Victories sometime create greater problems of vulnerability than defeat. Victory adds a touch of piety, hysteria, which one often sees missing in moments of struggle. The AAP return to Delhi will be one of the greatest comebacks in politics. Such a result opens up a Pandora's box of possibilities.
One can think of a series of scenarios. Firstly, the AAP can immediately become a quarrelsome family creating a few public scenes. Since many of the more stubborn characters in the AAP have disappeared, this does not feel like an impending threat. The Ilmis and their ilk have left for other watering grounds and the AAP sounds better knit and less likely to damage itself.
The second threat to the AAP came from its split-level style, combining protest and governance. The AAP is much clearer that politics and policy can be sequential events and the possibility of the AAP leading dharnas against the federal government seems slim. Both the BJP and the AAP have promised to work together. In fact the possibilities of a new dialogue on federalism is what the two should ideally work for.
The third danger, something one witnessed in the unpleasant protests of the BJP cadres, is a more immediate possibility. The BJP cadres feel cheated out of Delhi. Many would argue that a leader like Harsh Vardhan rather than a lemon like Kiran Bedi would have seen them happily home. Watching them protest one felt there were primordial differences between the cadres and the groundswell called the AAP. One could witness constituency level struggles in the months to come.
However the biggest threat to the AAP comes from the web of expectations, the net of new perceptions about politics and problem solving it has created around itself. The AAP is offering a new politics of empowerment and has created an urgency, an immediacy around this. Time, speed can be disturbing factor but if Kejriwal and his team were to show some sense of maturity, of what the French philosopher Bergson, called duree. The AAP has to create a sense of lived time, the ritual time of expectations around itself. It can no longer be the 49-day wonder it once claimed to be.
The AAP needs to announce an immediate time table of policy spelling out what can be cured immediately and what needs a gradualist turn of politics. Some changes in electricity rates or more urgently access to schools need to be worked out quickly, while the demand for statehood for Delhi can be addressed like the Penelope’s cloak it is.
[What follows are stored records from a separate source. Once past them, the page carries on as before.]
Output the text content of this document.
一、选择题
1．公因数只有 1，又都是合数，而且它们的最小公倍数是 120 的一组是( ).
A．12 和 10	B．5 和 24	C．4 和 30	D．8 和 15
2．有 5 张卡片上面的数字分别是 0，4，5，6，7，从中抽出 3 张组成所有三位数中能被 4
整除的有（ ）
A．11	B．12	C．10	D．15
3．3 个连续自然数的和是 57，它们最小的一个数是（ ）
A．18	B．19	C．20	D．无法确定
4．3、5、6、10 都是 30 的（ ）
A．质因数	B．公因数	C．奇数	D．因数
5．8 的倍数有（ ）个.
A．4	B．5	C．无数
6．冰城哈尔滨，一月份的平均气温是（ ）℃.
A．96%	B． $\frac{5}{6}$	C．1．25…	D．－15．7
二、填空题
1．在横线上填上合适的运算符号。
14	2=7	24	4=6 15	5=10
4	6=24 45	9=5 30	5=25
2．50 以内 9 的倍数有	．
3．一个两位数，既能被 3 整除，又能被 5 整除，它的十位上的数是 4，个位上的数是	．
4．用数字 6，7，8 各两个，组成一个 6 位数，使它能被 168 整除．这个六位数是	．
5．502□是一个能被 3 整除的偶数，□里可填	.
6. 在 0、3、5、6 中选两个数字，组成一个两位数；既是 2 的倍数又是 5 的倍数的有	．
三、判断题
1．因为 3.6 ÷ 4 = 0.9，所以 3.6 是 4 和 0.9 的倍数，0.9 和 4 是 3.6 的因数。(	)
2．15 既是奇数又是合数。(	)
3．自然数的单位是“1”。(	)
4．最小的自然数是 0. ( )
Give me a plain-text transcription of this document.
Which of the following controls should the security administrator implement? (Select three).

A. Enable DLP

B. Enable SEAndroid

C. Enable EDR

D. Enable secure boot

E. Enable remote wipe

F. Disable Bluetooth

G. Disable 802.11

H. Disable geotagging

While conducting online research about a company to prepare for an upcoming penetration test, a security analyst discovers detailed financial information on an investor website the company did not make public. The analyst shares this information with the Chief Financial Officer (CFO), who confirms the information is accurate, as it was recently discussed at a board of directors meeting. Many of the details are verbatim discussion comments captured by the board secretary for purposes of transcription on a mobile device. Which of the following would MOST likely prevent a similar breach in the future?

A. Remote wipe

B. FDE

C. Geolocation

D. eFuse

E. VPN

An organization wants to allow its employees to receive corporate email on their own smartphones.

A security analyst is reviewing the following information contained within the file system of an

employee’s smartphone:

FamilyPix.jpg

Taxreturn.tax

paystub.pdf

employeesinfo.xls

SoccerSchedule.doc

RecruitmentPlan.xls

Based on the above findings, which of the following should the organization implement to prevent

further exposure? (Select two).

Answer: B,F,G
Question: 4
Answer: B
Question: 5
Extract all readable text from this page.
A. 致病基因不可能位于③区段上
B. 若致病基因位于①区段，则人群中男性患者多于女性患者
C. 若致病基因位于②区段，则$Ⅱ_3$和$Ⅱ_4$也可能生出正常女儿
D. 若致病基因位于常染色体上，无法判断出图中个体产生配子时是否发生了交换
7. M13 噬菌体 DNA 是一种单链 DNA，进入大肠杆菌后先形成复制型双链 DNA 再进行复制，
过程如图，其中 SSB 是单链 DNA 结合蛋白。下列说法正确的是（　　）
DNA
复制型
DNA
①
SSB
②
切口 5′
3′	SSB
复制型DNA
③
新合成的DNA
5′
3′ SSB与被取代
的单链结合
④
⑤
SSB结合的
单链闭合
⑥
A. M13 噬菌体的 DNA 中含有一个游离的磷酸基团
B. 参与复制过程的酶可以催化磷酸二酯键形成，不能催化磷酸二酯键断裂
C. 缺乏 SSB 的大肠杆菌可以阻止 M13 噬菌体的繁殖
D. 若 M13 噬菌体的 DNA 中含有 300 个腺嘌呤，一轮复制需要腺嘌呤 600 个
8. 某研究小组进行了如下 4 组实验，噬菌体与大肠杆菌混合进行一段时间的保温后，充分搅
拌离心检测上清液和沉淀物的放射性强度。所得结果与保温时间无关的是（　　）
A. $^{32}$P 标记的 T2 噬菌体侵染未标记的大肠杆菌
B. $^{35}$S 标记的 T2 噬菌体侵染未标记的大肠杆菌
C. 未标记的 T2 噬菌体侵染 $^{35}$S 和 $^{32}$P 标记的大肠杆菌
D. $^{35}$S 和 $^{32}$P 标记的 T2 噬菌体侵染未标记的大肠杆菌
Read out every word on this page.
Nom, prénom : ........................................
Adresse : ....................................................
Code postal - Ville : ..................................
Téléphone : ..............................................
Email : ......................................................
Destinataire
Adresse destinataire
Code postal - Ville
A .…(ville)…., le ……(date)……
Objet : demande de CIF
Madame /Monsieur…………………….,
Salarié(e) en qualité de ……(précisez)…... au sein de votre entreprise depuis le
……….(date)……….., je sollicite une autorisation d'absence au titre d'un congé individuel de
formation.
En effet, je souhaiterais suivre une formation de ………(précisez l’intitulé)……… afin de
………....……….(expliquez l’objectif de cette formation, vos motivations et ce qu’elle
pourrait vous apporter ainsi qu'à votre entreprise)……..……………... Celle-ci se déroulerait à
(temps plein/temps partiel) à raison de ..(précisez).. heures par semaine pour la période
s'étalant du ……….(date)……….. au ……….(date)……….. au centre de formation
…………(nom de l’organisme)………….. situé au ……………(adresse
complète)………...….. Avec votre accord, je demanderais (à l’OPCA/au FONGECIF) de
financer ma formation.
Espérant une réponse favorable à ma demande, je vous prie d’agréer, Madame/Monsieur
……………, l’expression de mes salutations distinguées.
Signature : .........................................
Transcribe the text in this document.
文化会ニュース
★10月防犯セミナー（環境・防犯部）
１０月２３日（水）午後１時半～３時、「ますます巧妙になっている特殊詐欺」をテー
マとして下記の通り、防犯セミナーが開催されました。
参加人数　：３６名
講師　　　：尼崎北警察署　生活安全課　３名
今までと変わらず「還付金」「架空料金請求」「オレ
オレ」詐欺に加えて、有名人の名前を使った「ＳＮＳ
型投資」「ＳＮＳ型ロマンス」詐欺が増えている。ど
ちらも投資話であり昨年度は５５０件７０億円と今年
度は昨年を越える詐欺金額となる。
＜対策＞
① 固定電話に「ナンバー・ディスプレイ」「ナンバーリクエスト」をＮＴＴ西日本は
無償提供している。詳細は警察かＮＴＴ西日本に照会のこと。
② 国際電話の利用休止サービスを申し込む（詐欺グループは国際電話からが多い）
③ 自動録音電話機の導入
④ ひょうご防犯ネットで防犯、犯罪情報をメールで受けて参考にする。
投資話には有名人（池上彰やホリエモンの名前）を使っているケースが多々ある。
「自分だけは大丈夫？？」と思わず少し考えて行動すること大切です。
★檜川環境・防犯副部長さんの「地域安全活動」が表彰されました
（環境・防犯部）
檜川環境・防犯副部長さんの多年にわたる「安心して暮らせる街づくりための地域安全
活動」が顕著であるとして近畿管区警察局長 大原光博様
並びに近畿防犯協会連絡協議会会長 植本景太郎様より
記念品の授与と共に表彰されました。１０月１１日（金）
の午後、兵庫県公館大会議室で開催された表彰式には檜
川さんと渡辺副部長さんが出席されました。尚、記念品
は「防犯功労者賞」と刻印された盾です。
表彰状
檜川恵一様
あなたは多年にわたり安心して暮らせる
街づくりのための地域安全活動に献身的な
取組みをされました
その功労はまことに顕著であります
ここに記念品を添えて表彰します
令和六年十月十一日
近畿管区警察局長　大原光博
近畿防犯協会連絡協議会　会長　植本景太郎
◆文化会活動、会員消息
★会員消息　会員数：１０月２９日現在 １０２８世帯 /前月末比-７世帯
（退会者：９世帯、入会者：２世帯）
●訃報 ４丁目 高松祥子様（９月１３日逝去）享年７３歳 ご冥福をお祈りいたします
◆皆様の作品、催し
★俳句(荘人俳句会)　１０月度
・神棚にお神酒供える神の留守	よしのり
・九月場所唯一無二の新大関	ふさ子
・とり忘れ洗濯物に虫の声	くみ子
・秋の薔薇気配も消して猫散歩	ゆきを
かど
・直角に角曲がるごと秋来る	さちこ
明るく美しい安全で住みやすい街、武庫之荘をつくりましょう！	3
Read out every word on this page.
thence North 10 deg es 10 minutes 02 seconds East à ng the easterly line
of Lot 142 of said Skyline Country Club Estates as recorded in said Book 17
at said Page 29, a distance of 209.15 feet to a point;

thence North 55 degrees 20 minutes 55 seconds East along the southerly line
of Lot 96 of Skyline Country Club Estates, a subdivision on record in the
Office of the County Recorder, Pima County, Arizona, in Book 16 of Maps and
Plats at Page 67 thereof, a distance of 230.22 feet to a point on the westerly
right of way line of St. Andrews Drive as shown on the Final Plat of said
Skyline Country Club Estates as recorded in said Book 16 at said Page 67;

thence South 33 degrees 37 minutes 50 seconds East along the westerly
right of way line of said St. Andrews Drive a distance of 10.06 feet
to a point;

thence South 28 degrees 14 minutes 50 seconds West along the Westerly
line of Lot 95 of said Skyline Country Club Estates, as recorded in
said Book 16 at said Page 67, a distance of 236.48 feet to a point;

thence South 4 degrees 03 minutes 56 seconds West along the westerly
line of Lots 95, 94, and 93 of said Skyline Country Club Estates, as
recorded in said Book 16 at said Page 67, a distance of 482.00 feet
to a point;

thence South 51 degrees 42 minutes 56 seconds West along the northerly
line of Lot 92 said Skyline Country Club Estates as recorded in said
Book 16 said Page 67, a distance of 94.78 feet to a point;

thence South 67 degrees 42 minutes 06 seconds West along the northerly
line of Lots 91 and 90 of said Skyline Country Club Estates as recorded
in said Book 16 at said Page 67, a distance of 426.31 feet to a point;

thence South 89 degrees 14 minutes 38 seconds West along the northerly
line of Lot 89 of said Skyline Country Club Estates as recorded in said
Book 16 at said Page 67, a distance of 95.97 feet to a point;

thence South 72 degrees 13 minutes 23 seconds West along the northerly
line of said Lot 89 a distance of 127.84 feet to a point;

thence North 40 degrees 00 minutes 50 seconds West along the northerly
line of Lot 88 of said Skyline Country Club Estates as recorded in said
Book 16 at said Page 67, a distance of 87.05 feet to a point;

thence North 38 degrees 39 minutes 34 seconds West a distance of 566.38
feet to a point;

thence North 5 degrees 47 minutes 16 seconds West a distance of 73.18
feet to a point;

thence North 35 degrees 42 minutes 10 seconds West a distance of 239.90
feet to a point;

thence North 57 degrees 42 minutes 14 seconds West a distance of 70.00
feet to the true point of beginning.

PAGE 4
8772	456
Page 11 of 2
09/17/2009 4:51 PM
The AAP has to create a new style of problem solving. As I see, it is a four-layered party. There are the originals like Sisodia, Yadav and Kejriwal. There is a younger group that has earned its epaulettes quickly. One thinks of Atishi Marlena or Raghav Chaddha. They displayed a maturity that was impressive. They are the older sages like the Ramdas’ or Kamal Chenoy, who have deep sense of political and the memory of the older battles deep in them. Then there are the constituency level followers. While the AAP’s politics has to be transparent, a bit of sedateness would not hurt.
If it is planning to upscale itself from a Delhi story to an all-India alternative, it must create communities of goodwill roping in academics, well-wishers into problem solving communities.
Eventually, this will be a challenge of leadership. Kejriwal has to show that he is less authoritarian but more effective than a Hazare or a Bedi. His leadership needs humour and grace.
In a deep and fundamental way, this is going to be great learning experiment in politics. If the AAP pulls it off, the era of empowerment, of a citizenship approach to problem solving will have begun.